Heteroscedasticity: non-uniform variance

What it does: Violates White Noise Assumption

Consequence: Estimator is no longer efficient

Test: Graph the residuals, White's Test for heteroscedasticity (avoid BP LM-test)

In Stata: whitetst

Solutions: Attempt to find what is causing the heteroscedasticity. It might be one or


more variables.

Identify the source of heteroscedasticity and which variables.

Use theory and visual interpretation or (GQ) test to identify possible culprits
and causes.

Respecify the Model/Transform the Variables

If the source of heteroscedasticity is of a scalar multiplier then transform


variable to a per unit measure (income per capita). If the variable is not
normally distributed attempt a standardization (use z-scores). For outcome
variable or variables with large values attempt a natural log transformation
(ln[population]).

Check whether the sample is homogenous and if not run separated restricted
regressions.

Perform a Chow's Test (F-test for the slopes)

Use Weight Least Squares

Use White's standard errors

In Stata reg y x, robust

Another possible solution to this problem would be to choose another method


such as multi-level modeling or non-regression analysis.

Autocorrelation

What it does: Violates White Noise Assumption

Consequence: Estimator is no longer efficient.

Test: White's Test for autocorrelation or DW

In Stata: wntestq, estat durbinalt

Solutions

Make sure the model is correct (unit root test for D)

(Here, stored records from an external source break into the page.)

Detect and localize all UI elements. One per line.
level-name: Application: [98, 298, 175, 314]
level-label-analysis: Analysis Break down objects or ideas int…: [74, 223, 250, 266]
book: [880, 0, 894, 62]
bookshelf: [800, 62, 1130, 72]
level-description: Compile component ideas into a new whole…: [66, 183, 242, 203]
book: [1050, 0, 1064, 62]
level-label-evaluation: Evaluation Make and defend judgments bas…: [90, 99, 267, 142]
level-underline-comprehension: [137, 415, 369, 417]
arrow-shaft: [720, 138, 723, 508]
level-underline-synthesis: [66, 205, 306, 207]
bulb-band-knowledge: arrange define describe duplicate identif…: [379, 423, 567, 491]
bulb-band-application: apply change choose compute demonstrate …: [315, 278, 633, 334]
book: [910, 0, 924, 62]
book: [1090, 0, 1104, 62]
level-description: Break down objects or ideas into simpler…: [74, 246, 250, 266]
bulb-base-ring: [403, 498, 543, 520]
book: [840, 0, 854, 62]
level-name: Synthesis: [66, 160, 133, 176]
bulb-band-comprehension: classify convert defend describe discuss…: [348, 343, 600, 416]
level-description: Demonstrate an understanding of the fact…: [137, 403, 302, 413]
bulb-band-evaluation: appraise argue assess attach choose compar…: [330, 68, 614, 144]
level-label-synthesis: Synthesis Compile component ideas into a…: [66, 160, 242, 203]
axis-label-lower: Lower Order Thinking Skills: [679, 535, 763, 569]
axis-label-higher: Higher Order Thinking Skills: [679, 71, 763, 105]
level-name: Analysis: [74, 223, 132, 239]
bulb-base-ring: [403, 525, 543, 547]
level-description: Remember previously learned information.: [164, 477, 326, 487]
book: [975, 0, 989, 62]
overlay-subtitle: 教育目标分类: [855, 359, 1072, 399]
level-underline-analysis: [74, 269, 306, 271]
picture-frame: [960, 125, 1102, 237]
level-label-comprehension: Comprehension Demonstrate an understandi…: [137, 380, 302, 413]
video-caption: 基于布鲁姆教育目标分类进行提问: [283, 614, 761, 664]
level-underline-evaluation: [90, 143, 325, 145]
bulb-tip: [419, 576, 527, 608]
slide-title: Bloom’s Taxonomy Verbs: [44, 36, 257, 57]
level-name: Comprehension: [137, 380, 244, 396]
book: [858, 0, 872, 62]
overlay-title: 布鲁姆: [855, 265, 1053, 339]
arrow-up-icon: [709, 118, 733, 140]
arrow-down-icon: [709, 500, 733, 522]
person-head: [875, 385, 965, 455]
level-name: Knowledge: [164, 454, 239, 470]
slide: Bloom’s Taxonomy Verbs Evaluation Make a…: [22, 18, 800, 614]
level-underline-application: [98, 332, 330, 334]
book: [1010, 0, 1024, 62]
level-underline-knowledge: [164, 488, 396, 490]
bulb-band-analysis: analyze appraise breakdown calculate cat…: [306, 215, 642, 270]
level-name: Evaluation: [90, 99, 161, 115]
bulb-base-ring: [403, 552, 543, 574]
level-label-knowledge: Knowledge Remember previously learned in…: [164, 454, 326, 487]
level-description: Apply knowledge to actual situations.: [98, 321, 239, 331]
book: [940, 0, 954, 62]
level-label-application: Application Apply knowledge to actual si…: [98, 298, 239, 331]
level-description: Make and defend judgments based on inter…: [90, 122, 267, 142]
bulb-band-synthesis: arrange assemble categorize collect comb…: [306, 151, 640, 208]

Control for seasonality effects

Generalized Least Squaress

In Stata: prais y x, ssesearch

Technical Considerations

Measurement errors may affect the independent variables.

Multicollinearity

What it does: Makes the errors unreliable

Consequence: Cannot be used for hypotheses testing

Test: Covariance matrix, VIF and Conditional Number Test

In Stata: cor, vif, collin x w

Solve:

Specify and code variables such that the explanatory variables are linearly
independent and not too strongly correlated.

Sample size

Enough observations.

Do not over do with high level of unnecessary observations

Variation on variables

Variables should have some variation across the sample

8. Generalized Least Squares


The idea is to convert the variance covariance matrix of a non spherical error regression to
an equivalent with White Noise.
9. Latent Outcome Variable
When the outcome variable is unobservable through a mathematical model an equation can
be used to described how explanatory variables push the unobservable value until a threshold is met
and an outcome is observable. Two common ways to regress latent variable models are probit and
logit. The results for both are usually consistent, but each one forces the underlying distribution to
the data. Other methods are cox relative hazard and the likes which allows for panel analysis.
Logistic regressions have the advantage that the estimators can be interpreted as odd ratios as
opposed to marginal effect intensities with the probit. The likelihood functions are solved not
through an analytical solution, but through numerical analysis.
While there are not formal tests as there are for OLS, it can be useful to run reg on the
model to see whether there might be some indications of complications while using the latent
variable methods.
In Stata some useful commands are: probit, mfx, logistic or logit, or/rr.